Wir untersuchten 2er-, 3er- und 4er-Kombinationen von 12 in GWAS identifizierten genetischen Risikovarianten für Harnblasenkrebs in 2 Studiengruppen aus Dortmund und Nijmegen mit insgesamt 2969 Fällen und 3285 Kontrollen. Die Replikation der besten Kombinationen erfolgte in der kombinierten New England Bladder Cancer Study und Spanish Bladder Cancer Study (2080 Fälle und 2167 Kontrollen). Die jeweils besten Kombinationen in der Gesamtgruppe sowie in Subgruppen von Rauchern und Nichtrauchern wurden über den minimalen P-Wert bestimmt, wenn mindestens 100 Fälle und Kontrollen betroffen waren.

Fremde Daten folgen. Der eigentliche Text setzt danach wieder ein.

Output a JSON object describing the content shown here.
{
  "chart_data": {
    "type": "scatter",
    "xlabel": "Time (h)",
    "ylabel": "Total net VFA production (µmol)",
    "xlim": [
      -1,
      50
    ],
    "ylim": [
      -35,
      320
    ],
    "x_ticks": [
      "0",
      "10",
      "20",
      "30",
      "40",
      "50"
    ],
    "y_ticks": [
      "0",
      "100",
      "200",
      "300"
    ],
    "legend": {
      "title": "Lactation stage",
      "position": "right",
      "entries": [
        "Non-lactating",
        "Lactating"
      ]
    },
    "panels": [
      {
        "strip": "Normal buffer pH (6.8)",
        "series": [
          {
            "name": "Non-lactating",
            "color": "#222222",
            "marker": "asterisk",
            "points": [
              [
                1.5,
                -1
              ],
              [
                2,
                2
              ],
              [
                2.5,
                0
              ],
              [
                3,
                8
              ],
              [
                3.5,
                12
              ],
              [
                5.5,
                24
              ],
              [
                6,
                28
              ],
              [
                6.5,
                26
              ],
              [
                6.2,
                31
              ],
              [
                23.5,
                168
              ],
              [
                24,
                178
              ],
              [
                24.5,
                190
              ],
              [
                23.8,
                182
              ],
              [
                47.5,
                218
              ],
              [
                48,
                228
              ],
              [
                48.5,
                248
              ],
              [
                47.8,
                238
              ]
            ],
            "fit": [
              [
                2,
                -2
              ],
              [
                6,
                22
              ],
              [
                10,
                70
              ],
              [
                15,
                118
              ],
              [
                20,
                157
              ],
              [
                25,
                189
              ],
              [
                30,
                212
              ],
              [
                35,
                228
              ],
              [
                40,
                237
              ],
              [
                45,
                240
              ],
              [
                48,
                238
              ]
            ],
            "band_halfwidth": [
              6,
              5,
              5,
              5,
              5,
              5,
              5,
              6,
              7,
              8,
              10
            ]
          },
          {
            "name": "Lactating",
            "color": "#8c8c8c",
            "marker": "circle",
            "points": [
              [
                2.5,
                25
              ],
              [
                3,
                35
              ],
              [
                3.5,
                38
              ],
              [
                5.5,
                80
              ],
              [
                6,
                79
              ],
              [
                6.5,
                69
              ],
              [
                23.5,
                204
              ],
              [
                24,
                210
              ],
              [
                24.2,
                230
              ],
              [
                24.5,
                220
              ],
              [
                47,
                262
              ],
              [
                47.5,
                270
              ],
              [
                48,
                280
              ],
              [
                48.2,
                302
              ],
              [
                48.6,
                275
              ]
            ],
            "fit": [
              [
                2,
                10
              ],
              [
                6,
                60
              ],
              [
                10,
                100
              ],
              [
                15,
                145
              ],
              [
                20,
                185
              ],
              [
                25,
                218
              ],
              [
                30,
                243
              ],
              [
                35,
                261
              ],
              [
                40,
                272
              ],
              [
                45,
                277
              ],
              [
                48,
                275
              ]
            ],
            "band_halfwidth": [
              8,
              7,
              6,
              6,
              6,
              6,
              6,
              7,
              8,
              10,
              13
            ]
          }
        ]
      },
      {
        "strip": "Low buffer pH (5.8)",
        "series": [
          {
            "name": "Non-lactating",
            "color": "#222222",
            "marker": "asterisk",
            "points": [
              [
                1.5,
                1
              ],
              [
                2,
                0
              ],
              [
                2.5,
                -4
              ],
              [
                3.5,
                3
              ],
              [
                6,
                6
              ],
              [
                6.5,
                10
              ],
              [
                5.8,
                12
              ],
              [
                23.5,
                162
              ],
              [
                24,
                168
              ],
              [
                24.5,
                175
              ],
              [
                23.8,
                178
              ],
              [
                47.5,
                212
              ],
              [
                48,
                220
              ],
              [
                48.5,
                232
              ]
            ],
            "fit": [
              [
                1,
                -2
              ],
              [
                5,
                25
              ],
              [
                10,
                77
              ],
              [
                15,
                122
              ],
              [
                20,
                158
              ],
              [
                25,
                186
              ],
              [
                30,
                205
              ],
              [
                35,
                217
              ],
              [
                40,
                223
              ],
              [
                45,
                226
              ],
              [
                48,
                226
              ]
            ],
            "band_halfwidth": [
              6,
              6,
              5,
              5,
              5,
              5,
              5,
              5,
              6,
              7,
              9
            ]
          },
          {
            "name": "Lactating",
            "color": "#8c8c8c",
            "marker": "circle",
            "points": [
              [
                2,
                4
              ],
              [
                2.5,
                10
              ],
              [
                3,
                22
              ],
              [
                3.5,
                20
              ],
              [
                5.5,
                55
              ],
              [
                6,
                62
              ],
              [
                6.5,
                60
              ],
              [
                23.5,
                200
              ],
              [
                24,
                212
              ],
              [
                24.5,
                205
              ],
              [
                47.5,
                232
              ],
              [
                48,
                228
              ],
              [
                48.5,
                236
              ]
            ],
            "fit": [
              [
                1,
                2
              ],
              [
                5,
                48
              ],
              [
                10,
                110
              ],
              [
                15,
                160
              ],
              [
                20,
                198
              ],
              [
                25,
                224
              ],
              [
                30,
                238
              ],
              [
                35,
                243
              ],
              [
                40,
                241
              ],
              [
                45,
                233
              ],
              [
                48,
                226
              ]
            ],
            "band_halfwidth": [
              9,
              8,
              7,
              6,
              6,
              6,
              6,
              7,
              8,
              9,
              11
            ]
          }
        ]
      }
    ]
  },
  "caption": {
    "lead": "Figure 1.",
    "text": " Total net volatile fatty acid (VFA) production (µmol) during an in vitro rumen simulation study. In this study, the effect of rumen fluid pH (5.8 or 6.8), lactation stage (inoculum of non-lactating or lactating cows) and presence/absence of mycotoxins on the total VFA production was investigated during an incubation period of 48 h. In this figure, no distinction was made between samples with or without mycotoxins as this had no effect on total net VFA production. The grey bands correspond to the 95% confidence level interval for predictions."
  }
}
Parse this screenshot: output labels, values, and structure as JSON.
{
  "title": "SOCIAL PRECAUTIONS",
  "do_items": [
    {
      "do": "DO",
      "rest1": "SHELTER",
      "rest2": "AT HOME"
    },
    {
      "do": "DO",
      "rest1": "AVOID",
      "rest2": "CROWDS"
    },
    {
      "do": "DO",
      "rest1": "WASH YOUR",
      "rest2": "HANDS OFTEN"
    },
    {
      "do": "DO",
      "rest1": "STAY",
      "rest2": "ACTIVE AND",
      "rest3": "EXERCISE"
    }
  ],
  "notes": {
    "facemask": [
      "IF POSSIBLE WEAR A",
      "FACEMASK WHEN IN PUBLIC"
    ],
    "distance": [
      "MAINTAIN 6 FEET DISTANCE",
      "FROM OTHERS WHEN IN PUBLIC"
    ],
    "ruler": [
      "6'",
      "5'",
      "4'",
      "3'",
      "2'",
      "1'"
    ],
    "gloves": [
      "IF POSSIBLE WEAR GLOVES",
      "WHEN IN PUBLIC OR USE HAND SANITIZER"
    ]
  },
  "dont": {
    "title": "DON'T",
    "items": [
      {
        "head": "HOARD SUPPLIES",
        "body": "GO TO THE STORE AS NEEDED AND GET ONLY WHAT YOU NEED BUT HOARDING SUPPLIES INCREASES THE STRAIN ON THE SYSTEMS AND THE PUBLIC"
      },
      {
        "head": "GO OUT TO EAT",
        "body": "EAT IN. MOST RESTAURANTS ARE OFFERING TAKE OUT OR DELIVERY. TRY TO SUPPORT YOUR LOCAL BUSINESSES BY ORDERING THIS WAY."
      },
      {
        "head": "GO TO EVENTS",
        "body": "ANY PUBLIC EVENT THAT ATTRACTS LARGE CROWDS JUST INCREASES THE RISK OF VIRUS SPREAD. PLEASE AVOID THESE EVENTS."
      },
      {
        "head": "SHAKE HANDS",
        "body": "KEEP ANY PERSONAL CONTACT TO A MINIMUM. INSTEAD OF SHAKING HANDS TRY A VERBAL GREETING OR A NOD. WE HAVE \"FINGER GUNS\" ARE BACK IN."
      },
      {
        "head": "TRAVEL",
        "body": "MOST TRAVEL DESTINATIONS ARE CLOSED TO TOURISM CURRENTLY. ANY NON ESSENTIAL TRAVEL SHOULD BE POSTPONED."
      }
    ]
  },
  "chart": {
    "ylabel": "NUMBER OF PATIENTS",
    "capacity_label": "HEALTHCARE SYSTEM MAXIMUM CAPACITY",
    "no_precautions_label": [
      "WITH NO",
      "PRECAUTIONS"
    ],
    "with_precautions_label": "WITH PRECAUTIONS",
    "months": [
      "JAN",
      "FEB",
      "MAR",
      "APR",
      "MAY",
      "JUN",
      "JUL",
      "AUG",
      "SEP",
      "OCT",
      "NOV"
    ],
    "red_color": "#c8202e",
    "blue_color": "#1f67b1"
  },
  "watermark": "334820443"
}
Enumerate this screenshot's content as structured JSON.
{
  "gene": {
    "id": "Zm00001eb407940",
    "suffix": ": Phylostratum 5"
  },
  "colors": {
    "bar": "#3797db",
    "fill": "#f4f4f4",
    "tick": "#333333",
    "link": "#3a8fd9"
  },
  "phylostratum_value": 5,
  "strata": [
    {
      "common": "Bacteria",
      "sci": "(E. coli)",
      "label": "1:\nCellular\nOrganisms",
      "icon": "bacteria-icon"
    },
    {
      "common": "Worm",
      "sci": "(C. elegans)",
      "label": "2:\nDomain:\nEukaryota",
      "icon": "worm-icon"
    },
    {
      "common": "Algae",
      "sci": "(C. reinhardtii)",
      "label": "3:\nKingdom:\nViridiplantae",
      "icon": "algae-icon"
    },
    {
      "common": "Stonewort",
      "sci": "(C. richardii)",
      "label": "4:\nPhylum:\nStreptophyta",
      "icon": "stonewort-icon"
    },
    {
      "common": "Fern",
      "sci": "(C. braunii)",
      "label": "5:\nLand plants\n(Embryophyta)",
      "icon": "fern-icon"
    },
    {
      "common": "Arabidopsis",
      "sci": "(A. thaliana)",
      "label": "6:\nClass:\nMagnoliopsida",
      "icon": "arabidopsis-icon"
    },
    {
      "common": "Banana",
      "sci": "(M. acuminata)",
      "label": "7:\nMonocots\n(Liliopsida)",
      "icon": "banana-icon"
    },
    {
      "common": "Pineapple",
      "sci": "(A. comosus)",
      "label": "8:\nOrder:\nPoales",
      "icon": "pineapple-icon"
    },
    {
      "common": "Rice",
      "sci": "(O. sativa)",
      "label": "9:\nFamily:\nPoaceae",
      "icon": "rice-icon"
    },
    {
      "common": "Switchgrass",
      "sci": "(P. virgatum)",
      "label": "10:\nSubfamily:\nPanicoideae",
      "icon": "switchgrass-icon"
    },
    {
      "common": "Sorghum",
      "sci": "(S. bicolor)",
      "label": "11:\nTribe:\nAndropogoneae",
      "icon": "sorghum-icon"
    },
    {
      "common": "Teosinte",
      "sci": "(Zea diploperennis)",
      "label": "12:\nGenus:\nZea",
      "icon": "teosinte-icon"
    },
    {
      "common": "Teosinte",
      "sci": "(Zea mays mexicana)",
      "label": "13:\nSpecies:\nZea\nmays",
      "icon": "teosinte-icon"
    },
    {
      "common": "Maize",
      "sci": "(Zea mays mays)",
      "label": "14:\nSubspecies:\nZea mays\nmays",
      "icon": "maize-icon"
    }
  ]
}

Die stärkste Vier-Varianten-Kombination wurde in Nie-Rauchern erhalten. Die Kombination von rs1014971 [AA] in der Nähe APOBEC3A und CBX6, des SLC14A1 Exon-Polymorphismus rs1058396 [AG, GG]; der UGT1A Intron-Variante rs11892031 [AA] sowie rs8102137 [CC, CT] nahe des CCNE1-Gens resultiert in einem unadjustierten Odds Ratio (OR) von 2,59 (95% KI = 1,93-3,47; P = 1,87 × 10-10), während die ORs der einzelnen Varianten zwischen 1,11 und 1,30 liegen. Die Kombination wurde in der New England Study und der Spanish Bladder Cancer Study (OR = 1,60, 95% KI = 1,10-2,33; P = 0,013) repliziert. Die Vier-Varianten-Kombination ist relativ häufig, mit 25% in nie rauchenden Fällen und 11% in nie rauchenden Kontrollen (gesamte Studiengruppe: 19% Fälle, 14% Kontrollen).
Interaktionen moderater Risikovarianten können zu erheblich höheren Harnblasenkrebsrisiken führen und sind durchaus häufig. Dies gilt insbesondere bei Nie-Rauchern.